Following up on Jeroen van den Bergh’s excellent review of the growth versus climate debate, Giorgos Kallis points to a fundamental misrepresentation of the quoted research on degrowth: degrowth is not a strategy „aimed at reducing the size of the GDP“.
In fact, the degrowth proposition is that the relationship between fossil fuels/carbon emissions and GDP growth is mutual, and that a serious climate policy will slow down the economy, and a slower economy will emit less carbon – notwithstanding historical exceptions such as collapsing regimes burning their fossil fuels. Viable scenarios for successfully limiting climate change at a 2 0C rise involve both a slowing of the economy and a reduction of its carbon content. The question then is how to slow down while securing wellbeing?
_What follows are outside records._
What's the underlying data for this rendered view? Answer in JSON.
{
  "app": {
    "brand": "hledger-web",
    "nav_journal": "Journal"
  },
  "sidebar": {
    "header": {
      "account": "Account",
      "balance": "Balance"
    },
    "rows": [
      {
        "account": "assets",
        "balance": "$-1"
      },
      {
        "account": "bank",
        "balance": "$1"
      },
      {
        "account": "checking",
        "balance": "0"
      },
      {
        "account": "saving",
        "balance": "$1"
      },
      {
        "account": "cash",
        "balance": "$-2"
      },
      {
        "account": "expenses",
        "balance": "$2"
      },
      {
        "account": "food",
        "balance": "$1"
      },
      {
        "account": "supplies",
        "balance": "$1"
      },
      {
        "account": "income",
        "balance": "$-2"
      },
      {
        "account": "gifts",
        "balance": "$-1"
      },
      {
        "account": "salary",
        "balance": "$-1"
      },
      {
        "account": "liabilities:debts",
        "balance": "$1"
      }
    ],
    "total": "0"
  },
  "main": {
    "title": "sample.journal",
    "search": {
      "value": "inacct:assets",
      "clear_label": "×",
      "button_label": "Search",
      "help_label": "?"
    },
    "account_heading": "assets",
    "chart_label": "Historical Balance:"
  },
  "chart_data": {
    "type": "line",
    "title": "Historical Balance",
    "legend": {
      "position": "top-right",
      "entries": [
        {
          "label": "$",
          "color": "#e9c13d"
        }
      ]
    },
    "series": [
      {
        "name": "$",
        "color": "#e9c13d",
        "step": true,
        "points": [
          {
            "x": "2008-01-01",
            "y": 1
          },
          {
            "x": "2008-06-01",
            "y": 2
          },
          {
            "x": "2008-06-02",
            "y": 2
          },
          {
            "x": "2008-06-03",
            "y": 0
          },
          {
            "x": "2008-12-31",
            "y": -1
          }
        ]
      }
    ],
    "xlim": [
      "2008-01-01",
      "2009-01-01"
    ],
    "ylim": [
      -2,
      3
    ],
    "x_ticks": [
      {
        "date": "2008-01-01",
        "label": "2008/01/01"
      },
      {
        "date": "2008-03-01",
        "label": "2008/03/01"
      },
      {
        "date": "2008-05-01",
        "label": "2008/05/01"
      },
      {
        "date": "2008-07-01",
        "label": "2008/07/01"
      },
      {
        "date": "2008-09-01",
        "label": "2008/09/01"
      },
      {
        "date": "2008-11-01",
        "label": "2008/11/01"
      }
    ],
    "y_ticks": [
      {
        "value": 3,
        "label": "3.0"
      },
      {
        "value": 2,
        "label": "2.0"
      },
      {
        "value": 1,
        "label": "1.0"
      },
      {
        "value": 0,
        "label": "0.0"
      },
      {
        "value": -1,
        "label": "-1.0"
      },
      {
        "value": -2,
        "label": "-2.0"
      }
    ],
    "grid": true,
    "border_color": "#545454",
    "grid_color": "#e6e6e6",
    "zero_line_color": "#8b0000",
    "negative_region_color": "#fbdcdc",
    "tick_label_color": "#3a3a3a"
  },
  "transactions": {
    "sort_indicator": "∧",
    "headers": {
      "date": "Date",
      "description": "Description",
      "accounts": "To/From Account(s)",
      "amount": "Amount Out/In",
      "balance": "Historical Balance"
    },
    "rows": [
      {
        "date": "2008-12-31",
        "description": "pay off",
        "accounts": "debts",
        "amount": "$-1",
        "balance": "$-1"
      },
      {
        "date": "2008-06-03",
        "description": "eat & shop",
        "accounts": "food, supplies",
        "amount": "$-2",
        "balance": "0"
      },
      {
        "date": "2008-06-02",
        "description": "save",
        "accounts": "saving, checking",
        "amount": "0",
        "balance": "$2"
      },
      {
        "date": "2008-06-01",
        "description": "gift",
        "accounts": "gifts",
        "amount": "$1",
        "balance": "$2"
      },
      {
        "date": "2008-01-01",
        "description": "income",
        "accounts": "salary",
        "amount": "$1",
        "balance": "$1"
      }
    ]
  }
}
The theoretical possibility of absolutely decoupling carbon emissions from GDP cannot be logically refuted, but it is unlikely to be physically or empirically possible. But let’s agree to disagree. Both agnosticism and conviction about limits to growth are reasonable positions. My point here is to clarify the misunderstanding of what degrowth is.
A shrinking GDP by design or by disaster?
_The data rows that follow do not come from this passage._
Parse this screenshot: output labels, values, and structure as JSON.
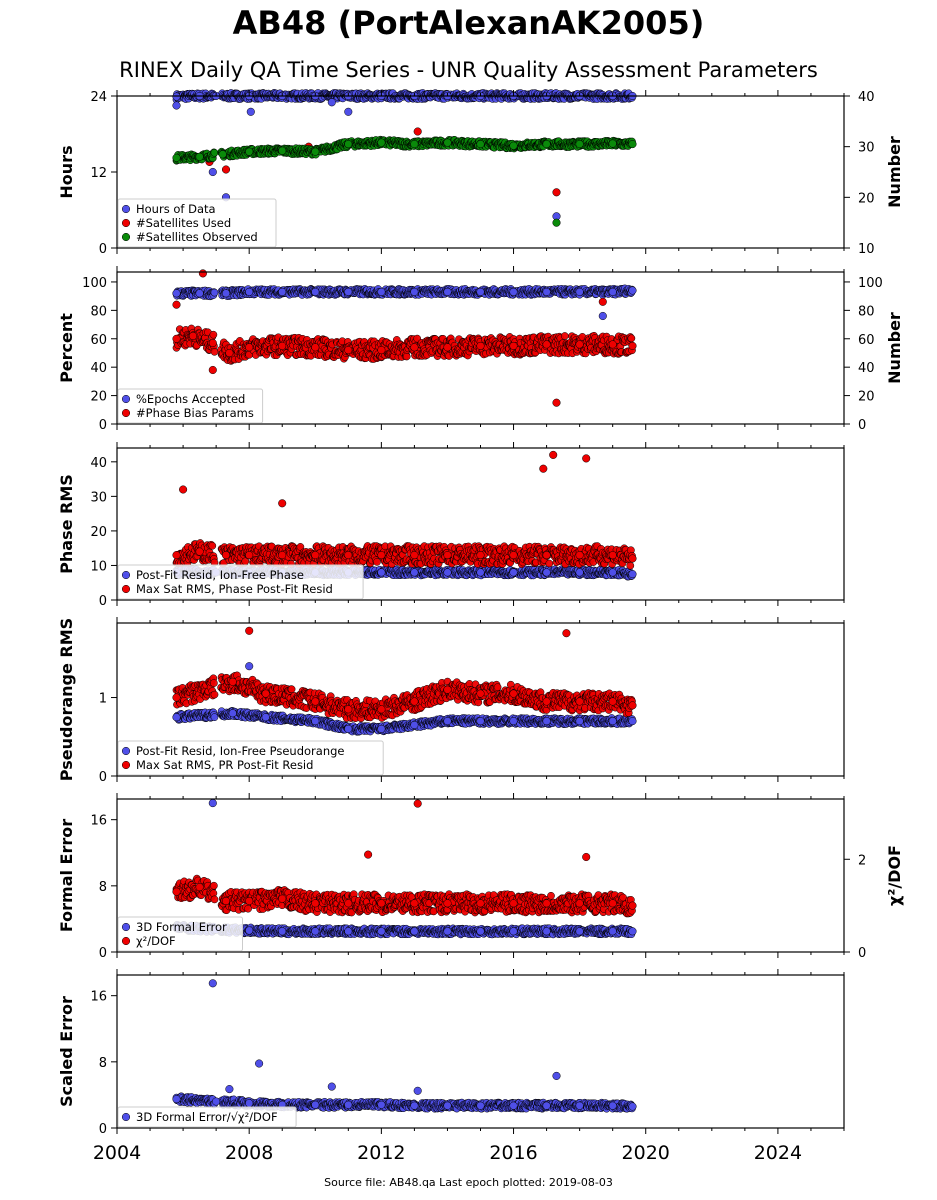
{
  "title": "AB48 (PortAlexanAK2005)",
  "subtitle": "RINEX Daily QA Time Series - UNR Quality Assessment Parameters",
  "footer": "Source file: AB48.qa Last epoch plotted: 2019-08-03",
  "colors": {
    "blue": "#4f4fe8",
    "red": "#ee0000",
    "green": "#0a8a0a"
  },
  "chart_data": [
    {
      "type": "scatter",
      "ylabel": "Hours",
      "y2label": "Number",
      "xlim": [
        2004,
        2026
      ],
      "ylim": [
        0,
        24
      ],
      "y2lim": [
        10,
        40
      ],
      "yticks": [
        0,
        12,
        24
      ],
      "y2ticks": [
        10,
        20,
        30,
        40
      ],
      "legend": "bottom-left",
      "series": [
        {
          "name": "Hours of Data",
          "color": "blue",
          "axis": "left",
          "values": [
            [
              2005.8,
              23.9
            ],
            [
              2006.5,
              24
            ],
            [
              2007,
              24
            ],
            [
              2008,
              24
            ],
            [
              2009,
              24
            ],
            [
              2010,
              24
            ],
            [
              2011,
              24
            ],
            [
              2012,
              24
            ],
            [
              2013,
              24
            ],
            [
              2014,
              24
            ],
            [
              2015,
              24
            ],
            [
              2016,
              24
            ],
            [
              2017,
              24
            ],
            [
              2018,
              24
            ],
            [
              2019,
              24
            ],
            [
              2019.6,
              24
            ],
            [
              2005.8,
              22.5
            ],
            [
              2008.05,
              21.5
            ],
            [
              2010.5,
              23
            ],
            [
              2011,
              21.5
            ],
            [
              2017.3,
              5
            ],
            [
              2007.3,
              8
            ],
            [
              2006.9,
              12
            ]
          ]
        },
        {
          "name": "#Satellites Used",
          "color": "red",
          "axis": "right",
          "values": [
            [
              2007.3,
              25.5
            ],
            [
              2006.8,
              27
            ],
            [
              2009.8,
              30
            ],
            [
              2013.1,
              33
            ],
            [
              2017.3,
              21
            ]
          ]
        },
        {
          "name": "#Satellites Observed",
          "color": "green",
          "axis": "right",
          "values": [
            [
              2005.8,
              27.8
            ],
            [
              2006.5,
              28
            ],
            [
              2007.2,
              28.5
            ],
            [
              2008,
              29
            ],
            [
              2009,
              29.2
            ],
            [
              2010,
              29
            ],
            [
              2011,
              30.5
            ],
            [
              2012,
              30.8
            ],
            [
              2013,
              30.5
            ],
            [
              2014,
              30.8
            ],
            [
              2015,
              30.5
            ],
            [
              2016,
              30.2
            ],
            [
              2017,
              30.5
            ],
            [
              2018,
              30.5
            ],
            [
              2019,
              30.6
            ],
            [
              2019.6,
              30.5
            ],
            [
              2017.3,
              15
            ]
          ]
        }
      ]
    },
    {
      "type": "scatter",
      "ylabel": "Percent",
      "y2label": "Number",
      "xlim": [
        2004,
        2026
      ],
      "ylim": [
        0,
        107
      ],
      "y2lim": [
        0,
        107
      ],
      "yticks": [
        0,
        20,
        40,
        60,
        80,
        100
      ],
      "y2ticks": [
        0,
        20,
        40,
        60,
        80,
        100
      ],
      "legend": "bottom-left",
      "series": [
        {
          "name": "%Epochs Accepted",
          "color": "blue",
          "axis": "left",
          "values": [
            [
              2005.8,
              92
            ],
            [
              2006.5,
              92
            ],
            [
              2007.3,
              92
            ],
            [
              2008,
              93
            ],
            [
              2009,
              93
            ],
            [
              2010,
              93
            ],
            [
              2011,
              93
            ],
            [
              2012,
              93
            ],
            [
              2013,
              93
            ],
            [
              2014,
              93
            ],
            [
              2015,
              93
            ],
            [
              2016,
              93
            ],
            [
              2017,
              93
            ],
            [
              2018,
              93
            ],
            [
              2019,
              93
            ],
            [
              2019.6,
              94
            ],
            [
              2018.7,
              76
            ]
          ]
        },
        {
          "name": "#Phase Bias Params",
          "color": "red",
          "axis": "right",
          "values": [
            [
              2005.8,
              60
            ],
            [
              2006.3,
              62
            ],
            [
              2006.9,
              57
            ],
            [
              2007.4,
              50
            ],
            [
              2008,
              54
            ],
            [
              2009,
              55
            ],
            [
              2010,
              54
            ],
            [
              2011,
              52
            ],
            [
              2012,
              52
            ],
            [
              2013,
              54
            ],
            [
              2014,
              54
            ],
            [
              2015,
              55
            ],
            [
              2016,
              55
            ],
            [
              2017,
              56
            ],
            [
              2018,
              56
            ],
            [
              2019,
              56
            ],
            [
              2019.6,
              55
            ],
            [
              2006.6,
              106
            ],
            [
              2006.9,
              38
            ],
            [
              2017.3,
              15
            ],
            [
              2005.8,
              84
            ],
            [
              2018.7,
              86
            ]
          ]
        }
      ]
    },
    {
      "type": "scatter",
      "ylabel": "Phase RMS",
      "xlim": [
        2004,
        2026
      ],
      "ylim": [
        0,
        44
      ],
      "yticks": [
        0,
        10,
        20,
        30,
        40
      ],
      "legend": "bottom-left",
      "series": [
        {
          "name": "Post-Fit Resid, Ion-Free Phase",
          "color": "blue",
          "values": [
            [
              2005.8,
              8
            ],
            [
              2007,
              8
            ],
            [
              2008,
              8
            ],
            [
              2009,
              8
            ],
            [
              2010,
              8
            ],
            [
              2011,
              8
            ],
            [
              2012,
              8
            ],
            [
              2013,
              8
            ],
            [
              2014,
              8
            ],
            [
              2015,
              8
            ],
            [
              2016,
              8
            ],
            [
              2017,
              8
            ],
            [
              2018,
              8
            ],
            [
              2019,
              8
            ],
            [
              2019.6,
              7.5
            ]
          ]
        },
        {
          "name": "Max Sat RMS, Phase Post-Fit Resid",
          "color": "red",
          "values": [
            [
              2005.8,
              13
            ],
            [
              2006.5,
              14
            ],
            [
              2007.3,
              13
            ],
            [
              2008,
              13
            ],
            [
              2009,
              13
            ],
            [
              2010,
              13
            ],
            [
              2011,
              13
            ],
            [
              2012,
              13
            ],
            [
              2013,
              13
            ],
            [
              2014,
              13
            ],
            [
              2015,
              13
            ],
            [
              2016,
              13
            ],
            [
              2017,
              13
            ],
            [
              2018,
              13
            ],
            [
              2019,
              13
            ],
            [
              2019.6,
              12
            ],
            [
              2017.2,
              42
            ],
            [
              2018.2,
              41
            ],
            [
              2016.9,
              38
            ],
            [
              2006,
              32
            ],
            [
              2009,
              28
            ]
          ]
        }
      ]
    },
    {
      "type": "scatter",
      "ylabel": "Pseudorange RMS",
      "xlim": [
        2004,
        2026
      ],
      "ylim": [
        0,
        1.95
      ],
      "yticks": [
        0,
        1
      ],
      "legend": "bottom-left",
      "series": [
        {
          "name": "Post-Fit Resid, Ion-Free Pseudorange",
          "color": "blue",
          "values": [
            [
              2005.8,
              0.75
            ],
            [
              2007.5,
              0.8
            ],
            [
              2008.5,
              0.75
            ],
            [
              2010,
              0.7
            ],
            [
              2011,
              0.6
            ],
            [
              2012,
              0.6
            ],
            [
              2013,
              0.65
            ],
            [
              2014,
              0.7
            ],
            [
              2015,
              0.7
            ],
            [
              2016,
              0.7
            ],
            [
              2017,
              0.7
            ],
            [
              2018,
              0.7
            ],
            [
              2019,
              0.7
            ],
            [
              2019.6,
              0.7
            ],
            [
              2008,
              1.4
            ]
          ]
        },
        {
          "name": "Max Sat RMS, PR Post-Fit Resid",
          "color": "red",
          "values": [
            [
              2005.8,
              1.0
            ],
            [
              2007.5,
              1.2
            ],
            [
              2008.5,
              1.05
            ],
            [
              2010,
              0.95
            ],
            [
              2011,
              0.85
            ],
            [
              2012,
              0.85
            ],
            [
              2013,
              0.95
            ],
            [
              2014,
              1.1
            ],
            [
              2015,
              1.05
            ],
            [
              2016,
              1.05
            ],
            [
              2017,
              0.95
            ],
            [
              2018,
              0.95
            ],
            [
              2019,
              0.95
            ],
            [
              2019.6,
              0.9
            ],
            [
              2008,
              1.85
            ],
            [
              2017.6,
              1.82
            ]
          ]
        }
      ]
    },
    {
      "type": "scatter",
      "ylabel": "Formal Error",
      "y2label": "χ²/DOF",
      "xlim": [
        2004,
        2026
      ],
      "ylim": [
        0,
        18.5
      ],
      "y2lim": [
        0,
        3.3
      ],
      "yticks": [
        0,
        8,
        16
      ],
      "y2ticks": [
        0,
        2
      ],
      "legend": "bottom-left",
      "series": [
        {
          "name": "3D Formal Error",
          "color": "blue",
          "axis": "left",
          "values": [
            [
              2005.8,
              3
            ],
            [
              2007,
              2.7
            ],
            [
              2008,
              2.6
            ],
            [
              2009,
              2.5
            ],
            [
              2010,
              2.5
            ],
            [
              2011,
              2.5
            ],
            [
              2012,
              2.5
            ],
            [
              2013,
              2.5
            ],
            [
              2014,
              2.5
            ],
            [
              2015,
              2.5
            ],
            [
              2016,
              2.5
            ],
            [
              2017,
              2.5
            ],
            [
              2018,
              2.5
            ],
            [
              2019,
              2.5
            ],
            [
              2019.6,
              2.5
            ],
            [
              2006.9,
              18
            ]
          ]
        },
        {
          "name": "χ²/DOF",
          "color": "red",
          "axis": "right",
          "values": [
            [
              2005.8,
              1.3
            ],
            [
              2006.5,
              1.4
            ],
            [
              2007.3,
              1.1
            ],
            [
              2008,
              1.1
            ],
            [
              2009,
              1.15
            ],
            [
              2010,
              1.05
            ],
            [
              2011,
              1.05
            ],
            [
              2012,
              1.05
            ],
            [
              2013,
              1.05
            ],
            [
              2014,
              1.05
            ],
            [
              2015,
              1.05
            ],
            [
              2016,
              1.05
            ],
            [
              2017,
              1.05
            ],
            [
              2018,
              1.05
            ],
            [
              2019,
              1.05
            ],
            [
              2019.6,
              1.0
            ],
            [
              2013.1,
              3.2
            ],
            [
              2011.6,
              2.1
            ],
            [
              2018.2,
              2.05
            ]
          ]
        }
      ]
    },
    {
      "type": "scatter",
      "ylabel": "Scaled Error",
      "xlim": [
        2004,
        2026
      ],
      "ylim": [
        0,
        18.5
      ],
      "yticks": [
        0,
        8,
        16
      ],
      "xticks": [
        2004,
        2008,
        2012,
        2016,
        2020,
        2024
      ],
      "legend": "bottom-left",
      "series": [
        {
          "name": "3D Formal Error/√χ²/DOF",
          "color": "blue",
          "values": [
            [
              2005.8,
              3.5
            ],
            [
              2007,
              3.2
            ],
            [
              2008,
              3
            ],
            [
              2009,
              2.8
            ],
            [
              2010,
              2.8
            ],
            [
              2011,
              2.8
            ],
            [
              2012,
              2.8
            ],
            [
              2013,
              2.7
            ],
            [
              2014,
              2.7
            ],
            [
              2015,
              2.7
            ],
            [
              2016,
              2.7
            ],
            [
              2017,
              2.7
            ],
            [
              2018,
              2.7
            ],
            [
              2019,
              2.7
            ],
            [
              2019.6,
              2.6
            ],
            [
              2006.9,
              17.5
            ],
            [
              2008.3,
              7.8
            ],
            [
              2017.3,
              6.3
            ],
            [
              2010.5,
              5
            ],
            [
              2013.1,
              4.5
            ],
            [
              2007.4,
              4.7
            ]
          ]
        }
      ]
    }
  ]
}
Right or wrong, the diagnosis of Limits to Growth, and the degrowth camp today is that by the end of the century there are two possibilities. Either a collapse of output and welfare after crossing resource or carbon limits or a smaller economy with higher welfare. In the mid-term a decrease of welfare is also possible as climate disasters strike while GDP growth is still sustained by use of fossil fuels and reconstruction or defense expenditures.
The possibility space for a ‚degrowth‘, or ‚prosperous way down‘ or, in other words, a smaller and different economy with higher welfare needs to be distinguished from recession or depression. On this basis the policy and research question posed by degrowth scholars is not: „Which negative growth rate will get us there?, but „How do we land there by design and not by collapse? How do we create an economy that is low-carbon, low-output and secures well-being for all? This is the question that motivates interdisciplinary work on degrowth.
Ecological economists study macro-economic models and the social and policy conditions under which contraction can be stable and welfare-enhancing. Anthropologists, historians and social scientists examine how pre-capitalist civilizations prospered without growth, or how and why indigenous or intentional communities today manage without it. Engineers and legal theorists ask what technological and intellectual property models can sustain innovation without growth. Political theorists rethink democracy for a post-growth era. Focusing on „degrowth in a narrow sense of GDP decline“ – which is not what those who write about degrowth understand by degrowth – van den Bergh misses this exciting research agenda.